Я могу разговаривать с Гитте из окна в окно, она лежит по диагонали подо мной. Хотя она мне нравится, я часто стараюсь избегать ее разговоров. Гитте хочет меня политизировать. Она присылает мне огромное количество информации о RAF, которая меня неприятно волнует. Я не хочу быть парикмахером, и я читаю их все, но мне не нравится их читать. Я нахожу их препарирующими, безжалостными. Они отталкивают меня, независимо от того, насколько они правы. Речь идет о том, чтобы выявить и искоренить в нас буржуазный прагматизм и поведение, которые сдерживают нас в процессе эмансипации и коллективизации. Но там я читаю критику, которая кажется порицанием, и самокритику, которая кажется сомнением. Я больше не могу отличить этот радикализм от отсутствия милосердия, как от острых бритвенных лезвий. Я сопротивляюсь, и когда Гитте подзывает меня к окну и спрашивает: «Что ты думаешь?», я отвечаю: «Ну...».
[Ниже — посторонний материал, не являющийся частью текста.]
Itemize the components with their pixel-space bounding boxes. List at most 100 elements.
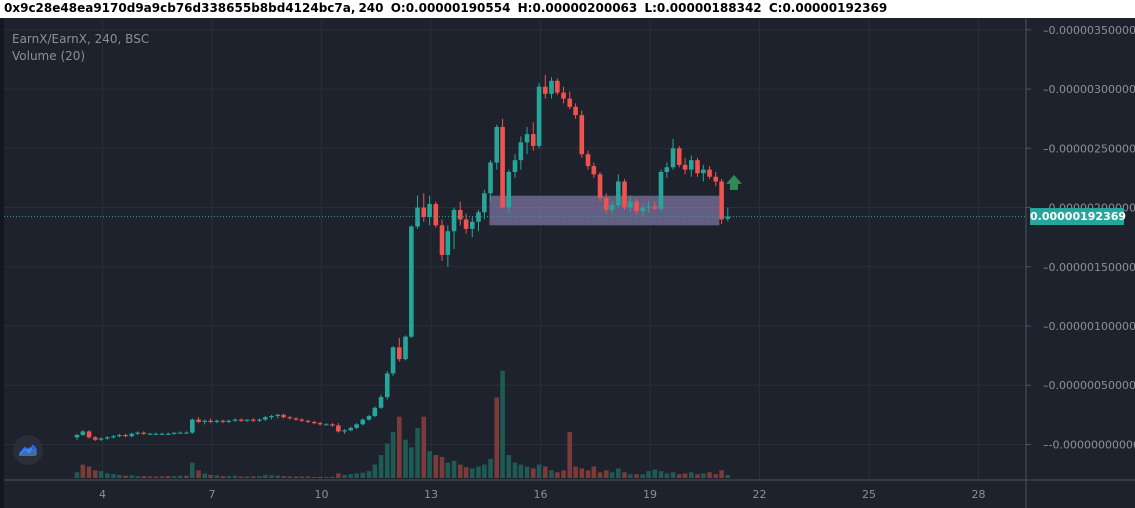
volume-bar <box>390 432 396 478</box>
candle-body <box>664 167 670 172</box>
candle-body <box>342 430 347 432</box>
volume-bar <box>445 462 451 478</box>
candle-body <box>311 421 317 424</box>
candle-body <box>713 176 719 182</box>
candle-body <box>676 148 682 165</box>
volume-legend[interactable]: Volume (20) <box>12 49 86 63</box>
candle-body <box>512 160 518 172</box>
candle-body <box>451 209 457 232</box>
x-tick-label: 28 <box>972 488 986 501</box>
x-tick-label: 4 <box>99 488 106 501</box>
candle-body <box>354 424 359 428</box>
volume-bar <box>293 476 299 478</box>
candle-body <box>129 433 135 437</box>
candle-body <box>597 174 603 199</box>
volume-bar <box>536 464 542 478</box>
candle-body <box>658 172 664 209</box>
volume-bar <box>165 476 171 478</box>
candle-body <box>293 418 299 420</box>
x-tick-label: 7 <box>209 488 216 501</box>
candle-body <box>244 419 250 421</box>
candle-body <box>330 424 335 426</box>
x-tick-label: 19 <box>643 488 657 501</box>
y-tick-label: –0.00000100000 <box>1043 320 1135 333</box>
up-arrow-icon[interactable] <box>726 174 742 190</box>
candle-body <box>159 433 165 435</box>
candle-body <box>482 193 487 213</box>
x-tick-label: 22 <box>753 488 767 501</box>
candle-body <box>506 172 512 208</box>
candle-body <box>567 98 573 107</box>
candle-body <box>323 424 329 426</box>
volume-bar <box>549 470 554 478</box>
candle-body <box>615 181 621 206</box>
candle-body <box>287 417 293 419</box>
candle-body <box>250 419 256 421</box>
close-label: C: <box>768 1 783 15</box>
candle-body <box>171 432 177 434</box>
high-label: H: <box>517 1 533 15</box>
volume-bar <box>184 475 189 478</box>
volume-bar <box>494 397 500 478</box>
candle-body <box>524 134 530 143</box>
candle-body <box>701 169 706 174</box>
x-tick-label: 25 <box>862 488 876 501</box>
volume-bar <box>208 474 213 478</box>
volume-bar <box>518 464 524 478</box>
volume-bar <box>457 464 463 478</box>
volume-bar <box>263 474 268 478</box>
candle-body <box>275 414 281 417</box>
candle-body <box>403 336 408 360</box>
volume-bar <box>147 476 153 478</box>
candle-body <box>299 419 305 421</box>
volume-bar <box>542 466 548 478</box>
candle-body <box>427 203 432 218</box>
volume-bar <box>244 476 250 478</box>
volume-bar <box>688 472 694 478</box>
candle-body <box>220 420 226 422</box>
volume-bar <box>409 447 414 478</box>
tradingview-cloud-icon[interactable] <box>13 435 43 465</box>
volume-bar <box>652 469 658 478</box>
volume-bar <box>378 455 384 478</box>
candle-body <box>634 201 639 212</box>
candles <box>74 74 731 441</box>
candle-body <box>366 416 372 420</box>
candle-body <box>196 419 201 422</box>
interval: 240 <box>358 1 384 15</box>
candle-body <box>603 198 609 210</box>
candle-body <box>86 431 92 438</box>
candle-body <box>214 420 220 422</box>
volume-bar <box>202 473 208 478</box>
open-value: 0.00000190554 <box>405 1 511 15</box>
volume-bar <box>561 470 566 478</box>
candle-body <box>305 420 311 422</box>
volume-bar <box>725 474 731 478</box>
volume-bar <box>287 476 293 478</box>
candle-body <box>488 162 493 194</box>
candle-body <box>238 419 244 421</box>
volume-bar <box>92 470 98 478</box>
y-tick-label: –0.00000350000 <box>1043 24 1135 37</box>
candle-body <box>177 432 183 434</box>
volume-bar <box>439 456 445 478</box>
open-label: O: <box>390 1 406 15</box>
candle-body <box>104 437 110 439</box>
symbol-legend[interactable]: EarnX/EarnX, 240, BSC <box>12 32 150 46</box>
volume-bar <box>80 464 86 478</box>
volume-bar <box>366 471 372 478</box>
candle-body <box>390 347 396 374</box>
volume-bar <box>281 476 286 478</box>
x-tick-label: 10 <box>315 488 329 501</box>
volume-bar <box>238 476 244 478</box>
y-tick-label: –0.00000250000 <box>1043 142 1135 155</box>
volume-bar <box>269 475 274 478</box>
volume-bar <box>603 470 609 478</box>
candle-body <box>555 80 560 93</box>
volume-bar <box>500 370 505 478</box>
volume-bar <box>555 472 560 478</box>
candle-body <box>628 201 633 208</box>
volume-bar <box>190 462 195 478</box>
volume-bar <box>311 476 317 478</box>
Позже я разговаривал об этом с Баром. У него была точно такая же проблема. RAF просто увидел в этом конкуренцию. Это показалось нам настолько типичным для их неприкасаемости, что мы потеряли всякое желание обсуждать и выяснять с ними отношения. Мы позволили им быть, а они позволили быть нам, решили мы. До середины семидесятых годов политические условия для вооруженной борьбы допускали такое решение. У нас были стабильные материально-технические структуры в Берлине, обширный круг сторонников и широкая политическая база единомышленников. Это было у RAF в Западной Германии в структурах, сложившихся в борьбе против пыток в изоляции.
Наша берлинская региональность и экспансия РАФ в ТТРД были не случайным совпадением, а скорее сгущением двух наших политических линий. «В Берлине политика не решается, почему вы прячетесь в политической провинции?» — часто упрекали нас в RAF. «Здесь началась борьба, здесь наша база, здесь мы знаем свое дело», — отвечали мы.
Мы должны были атаковать на уровне врага, говорили в РАФ, и мы нашли: на уровне прогрессивных слоев масс. Массовый клещ и оппортунизм — вот что было для РАФ. Правда не нуждается в посредничестве, она всегда агитирует, говорили они.